どうやら、米国の福音主義/原理主義キリスト教というものは、選民思想を抱くユダヤ人を選民思想を抱く白人に、カナンを北米に、それぞれ置き換えたところの、ネオ・ユダヤ教だと思えばよさそうですね。
 モルモン教は、米国で生まれた、キリスト教系の新宗教ですが、ユダヤ教の一環と目されるような教義を持っているところ、
https://en.wikipedia.org/wiki/Mormonism
福音主義/原理主義キリスト教も実質的には、ネオ・ユダヤ教と目されるべき、ユダヤ教に極めてよく似たところの、米国教なのであろう、という気がしてきました。

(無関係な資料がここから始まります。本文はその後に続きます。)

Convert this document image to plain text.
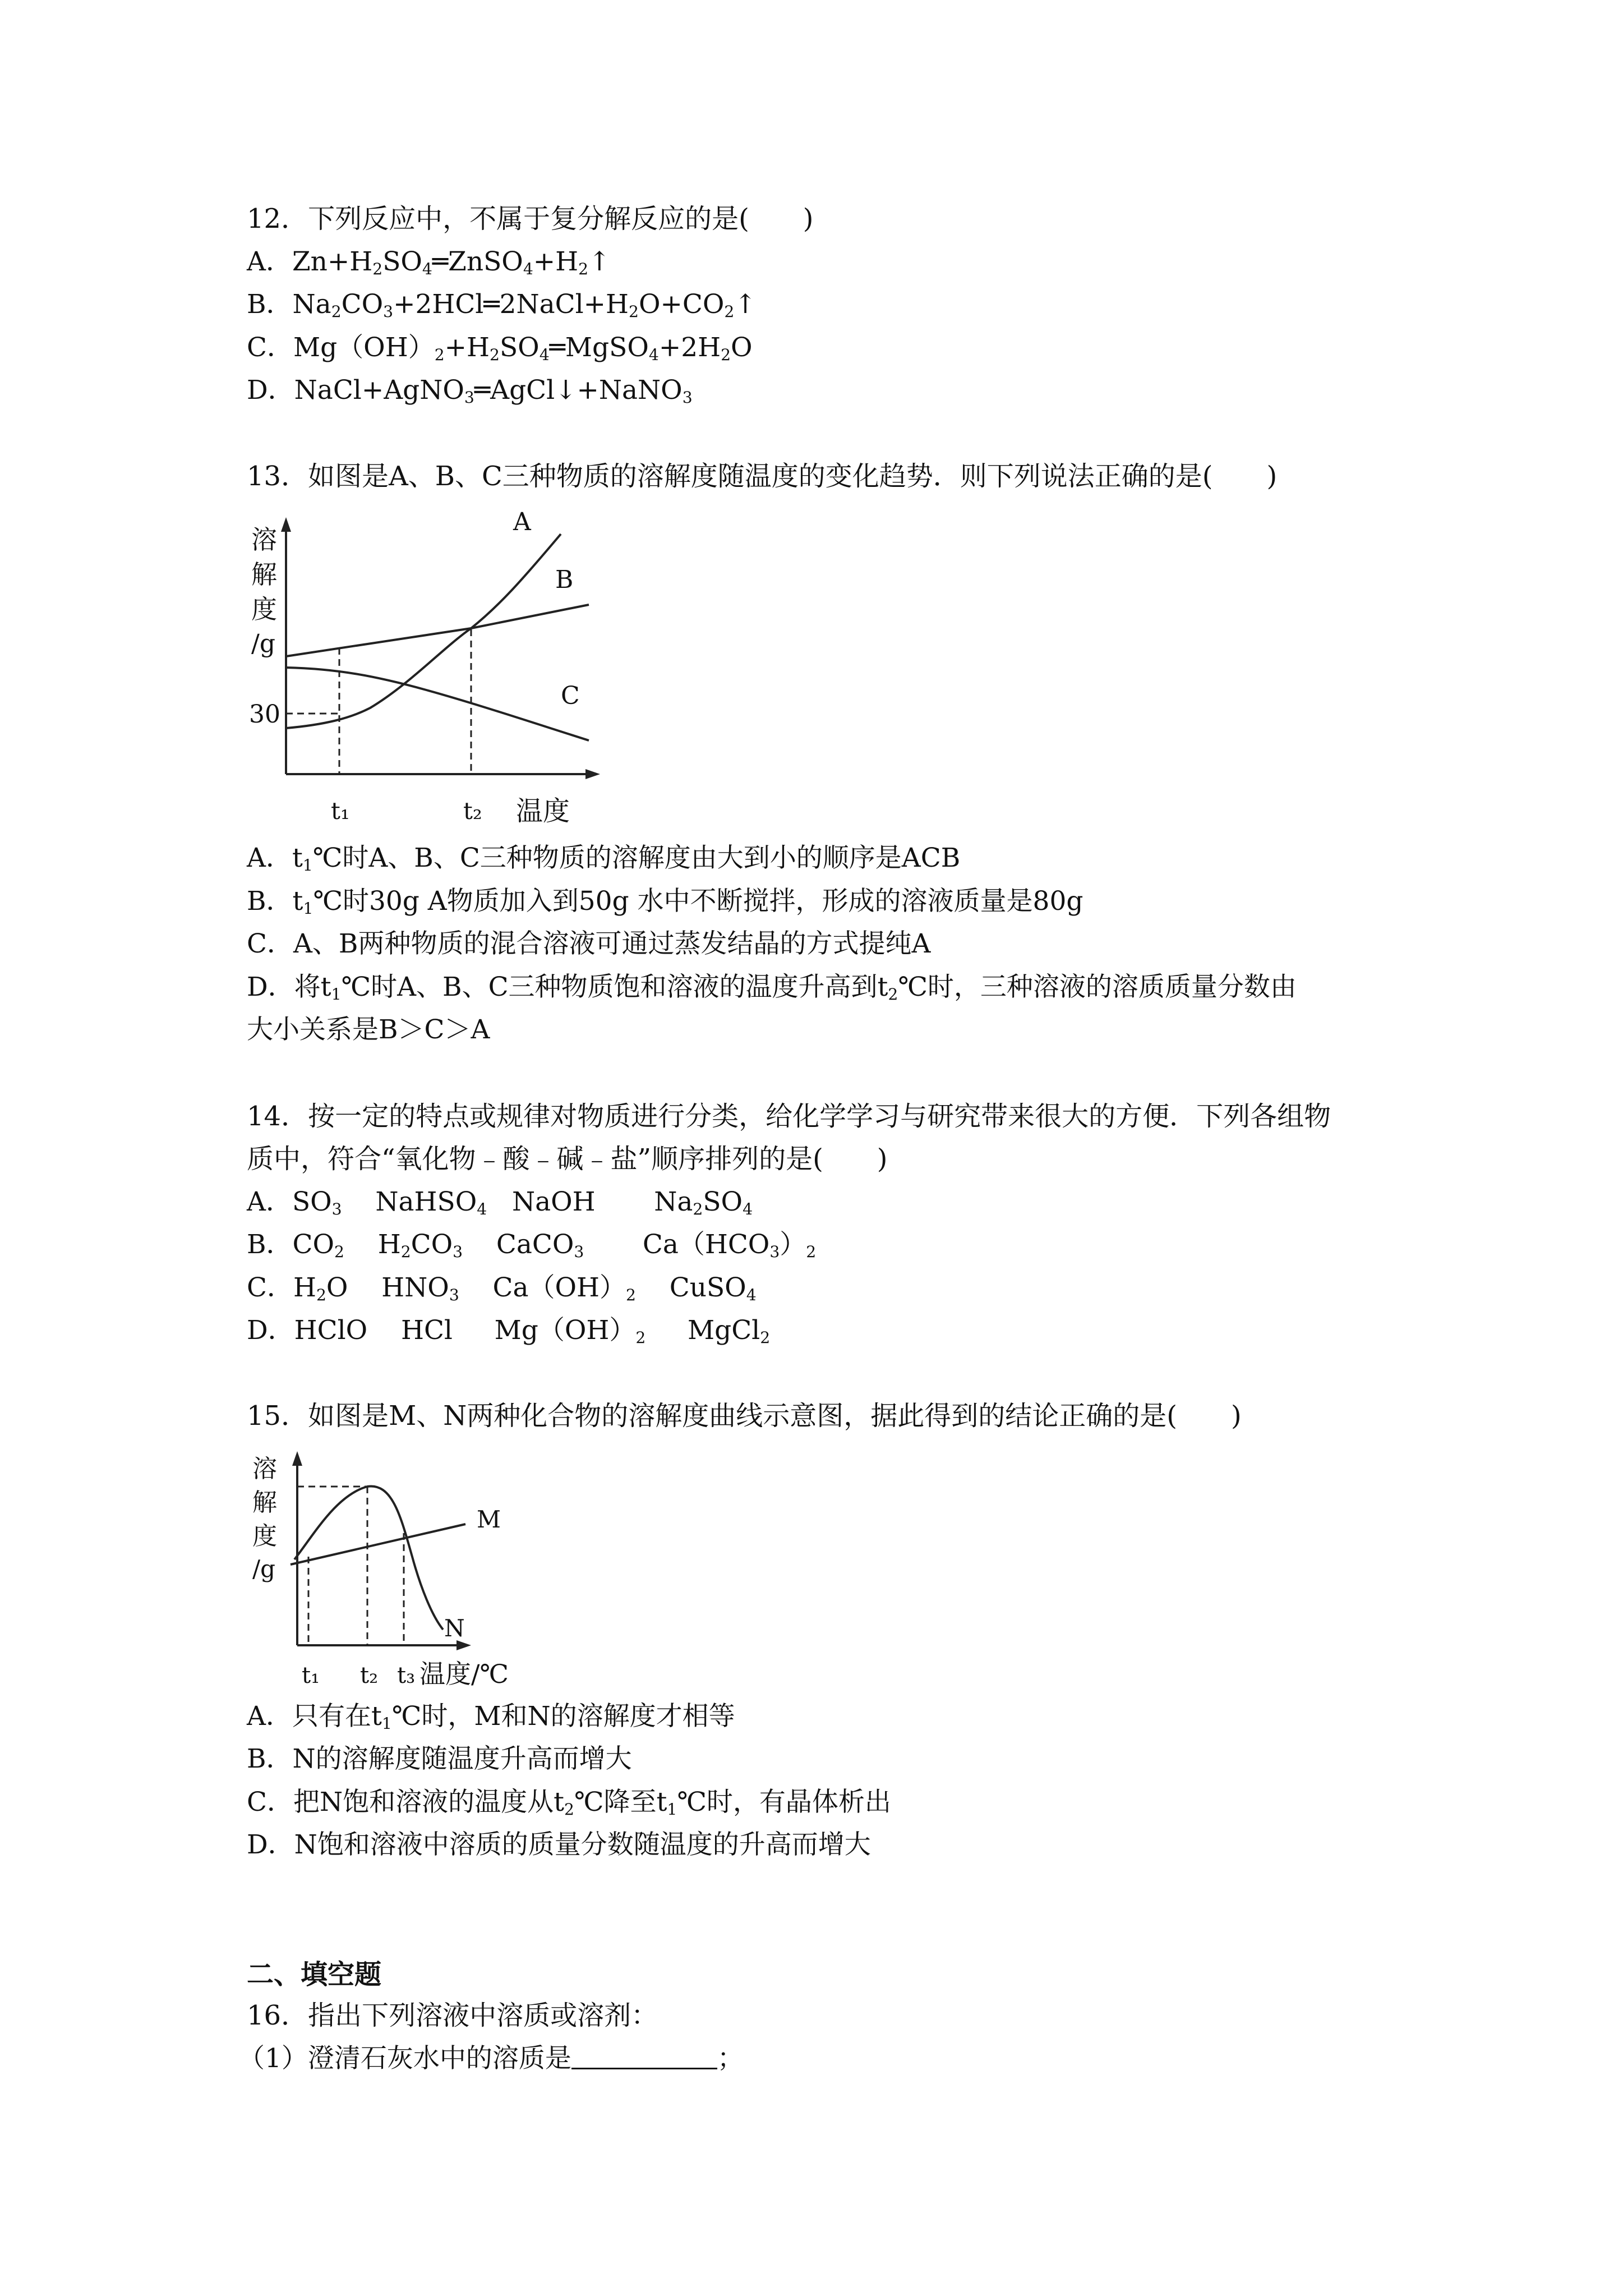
12．下列反应中，不属于复分解反应的是(　　)
A．$Zn+H_2SO_4═ZnSO_4+H_2↑$
B．$Na_2CO_3+2HCl═2NaCl+H_2O+CO_2↑$
C．$Mg(OH)_2+H_2SO_4═MgSO_4+2H_2O$
D．NaCl+AgNO$_3$═AgCl↓+NaNO$_3$
13．如图是A、B、C三种物质的溶解度随温度的变化趋势．则下列说法正确的是(　　)
溶
解
度
/g
30
t₁	t₂ 温度
A
B
C
A．$t_1℃$时A、B、C三种物质的溶解度由大到小的顺序是ACB
B．$t_1℃$时30g A物质加入到50g 水中不断搅拌，形成的溶液质量是80g
C．A、B两种物质的混合溶液可通过蒸发结晶的方式提纯A
D．将$t_1℃$时A、B、C三种物质饱和溶液的温度升高到$t_2℃$时，三种溶液的溶质质量分数由
大小关系是B＞C＞A
14．按一定的特点或规律对物质进行分类，给化学学习与研究带来很大的方便．下列各组物
质中，符合“氧化物﹣酸﹣碱﹣盐”顺序排列的是(　　)
A．$SO_3$    NaHSO$_4$   NaOH       $Na_2SO_4$
B．$CO_2$    $H_2CO_3$    CaCO$_3$       $Ca(HCO_3)_2$
C．$H_2O$    $HNO_3$    $Ca(OH)_2$    CuSO$_4$
D．HClO    HCl     $Mg(OH)_2$     MgCl$_2$
15．如图是M、N两种化合物的溶解度曲线示意图，据此得到的结论正确的是(　　)
溶
解
度
/g
t₁ t₂ t₃ 温度/℃
M
N
A．只有在$t_1℃$时，M和N的溶解度才相等
B．N的溶解度随温度升高而增大
C．把N饱和溶液的温度从$t_2℃$降至$t_1℃$时，有晶体析出
D．N饱和溶液中溶质的质量分数随温度的升高而增大
二、填空题
16．指出下列溶液中溶质或溶剂：
（1）澄清石灰水中的溶质是	；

 つまり、米国大衆の宗派とも言うべき米国の福音主義/原理主義キリスト教は、実はキリスト教ではないのではないか、ということです。
 これに対して、(カトリックはもとよりですが、)メインライン・プロテスタント
https://ja.wikipedia.org/wiki/%E3%83%A1%E3%82%A4%E3%83%B3%E3%83%A9%E3%82%A4%E3%83%B3%E3%83%BB%E3%83%97%E3%83%AD%E3%83%86%E3%82%B9%E3%82%BF%E3%83%B3%E3%83%88
は、米国選良の宗派とも言うべきであって、こちらの方はれっきとしたキリスト教であって、その信徒が世俗化したのがリベラル・キリスト教徒である、という整理ができそうです。
 とまれ、ユダヤ教徒が作ったイスラエルにタテマエ上はユダヤ教徒である世俗主義者がいるように、米国教徒が米国のキリスト教徒の過半を占める(典拠省略)米国にも、トランプのような、タテマエ上の米国教徒だが、その実、世俗主義者である者もいる、ということなのでしょうね。